Massiver Sanierungsstau: Der Erhalt der Bausubstanz der ehemaligen Synagoge Anger 10 in Großen-Buseck ist dringlich. Abdichtungsarbeiten am Dach sind schon erfolgt. © Patrick Dehnhardt

Buseck (vh). Die Vision ist schon da: Im Jahr 2021 soll die ehemalige Synagoge »Anger 10« in Großen-Buseck eine Erinnerungsstätte mit einem Lern- und Begegnungsort sein. So formulierte es Martha Kuhl-Greif, Sprecherin der Arbeitsgruppe, die sich für den Erhalt des Gebäudes einsetzt.

Doch bis dahin ist es noch ein langer, schwieriger Weg. »Anger 10 braucht Freunde«, war daher eine Info-Veranstaltung am Mittwoch im Kulturzentrum überschrieben, an der 50 Interessierte teilnahmen. Moderiert wurde sie von Rüdiger Geis, Redakteur der Gießener Allgemeinen Zeitung.

Zurzeit bringen sich 13 Personen ein. »Die können die Arbeit nicht mehr alleine leisten«, sagt Martha Kuhl-Greif, die Sprecherin der Arbeitsgruppe und stellte die Gründung eines Vereins in Aussicht. Das Gebäude hat die höchste Denkmalschutzstufe und ist als ehemalige Synagoge besonders schutzwürdig. Im Rahmen des Förderprogramms »Einfache Stadterneuerung« war 2011 die Sanierung mit 750 000 Euro ermittelt worden.

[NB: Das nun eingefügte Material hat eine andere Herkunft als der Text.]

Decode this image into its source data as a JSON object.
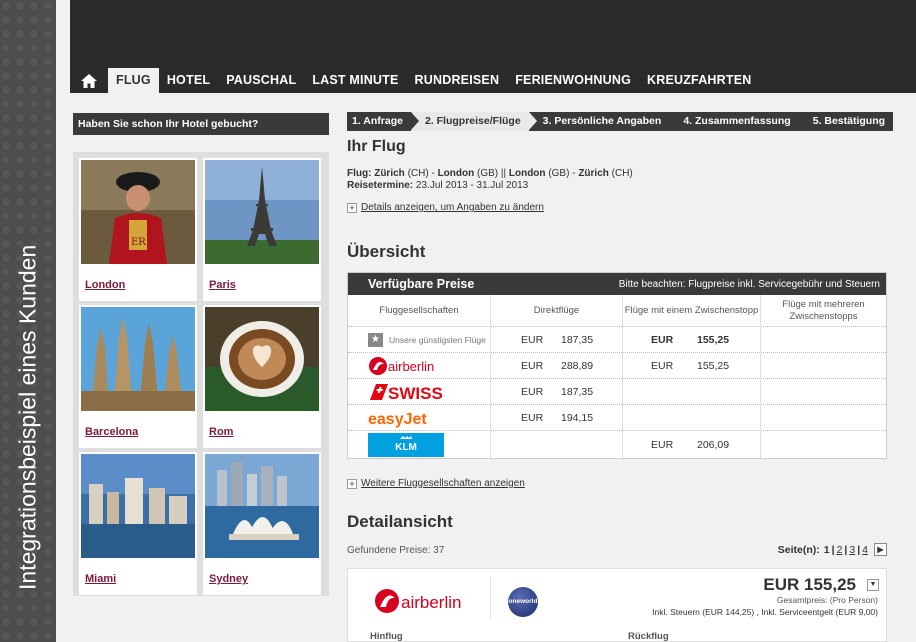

Bürgermeister Erhard Reinl informierte, dass die Gemeinde davon 400 000 Euro hätte zahlen müssen. Das sei nicht zu leisten gewesen. Illusorisch, dass die Kommune so viel Geld aufbringen könne, meinte auch Kuhl-Greif. Sie nannte konkrete Bedingungen für eine Vereinsgründung. Die Gemeinde behalte das Haus in ihrem Eigentum und sorge sich um die Grundsicherung und Grundpflege. Bürgermeister Reinl betonte aber, auch die Gemeindevertretung müsse einverstanden sein.

Jetzt wären die Bürger an der Reihe sich einzubringen, und zwar durch Mitgliedschaft in dem künftigen Verein, durch Spenden, über inhaltliche und/oder handwerkliche Beteiligung am Erhalt des Gebäudes.

In diese Kerbe schlug Dr. Ulf Häbel (Foto), der pensionierte Pfarrer aus Freienseen. Am Anfang müsse die Vision stehen. Das Brennen für eine bestimmte Idee müsse von unten kommen, sprich, aus der Bürgerschaft. Humorvoll erläuterte er das Projekt »Dorfschmiede« in Freienseen, dessen Kerngedanke die Tagespflege alter Menschen ist. Das habe auch den hessischen Sozialminister überzeugt, Wiesbaden habe 1,4 Millionen Euro beigesteuert. Insgesamt 2,3 Millionen Euro kostet die »Dorfschmiede«. Bis auf zehn Prozent sei alles finanziert. Häbel machte der Arbeitsgruppe Mut. Fördertöpfe seien vorhanden. Das Geld liege praktisch auf der Straße, bloß benötige man die richtigen Kontakte um es aufzusammeln. Netzwerkarbeit mit Austausch von Informationen und Erfahrungen, nannte Häbel das Gebot der Stunde. Er bot seine Mithilfe an, damit der Verein effektiv an Gelder komme.

Gerade auch deshalb ist die Vereinsgründung nötig. Nachdem die Einfache Stadterneuerung ausgelaufen ist, hat die Gemeinde Buseck kaum eine Möglichkeit Zuschüsse für ein Projekt wie »Anger 10« zu erhalten. Der künftige Verein dagegen schon. Architekt Florian Bayer berichtete über den Bauzustand des Gebäudes, das er im März 2013 und vorigen Sommer inspiziert habe. »Drastischer Verfall der Bausubstanz und massiver Sanierungsstau«, lautet sein Urteil. Das Dach sei undicht, sodass die hölzerne Tragsubstanz darunter leide. Hinzu kommen eine undichte Giebelwand, Schimmelschäden, Efeuwurzeln in Mauerwerksritzen und vor allem die fehlende Heizung, die bei Frost den Verfall beschleunige.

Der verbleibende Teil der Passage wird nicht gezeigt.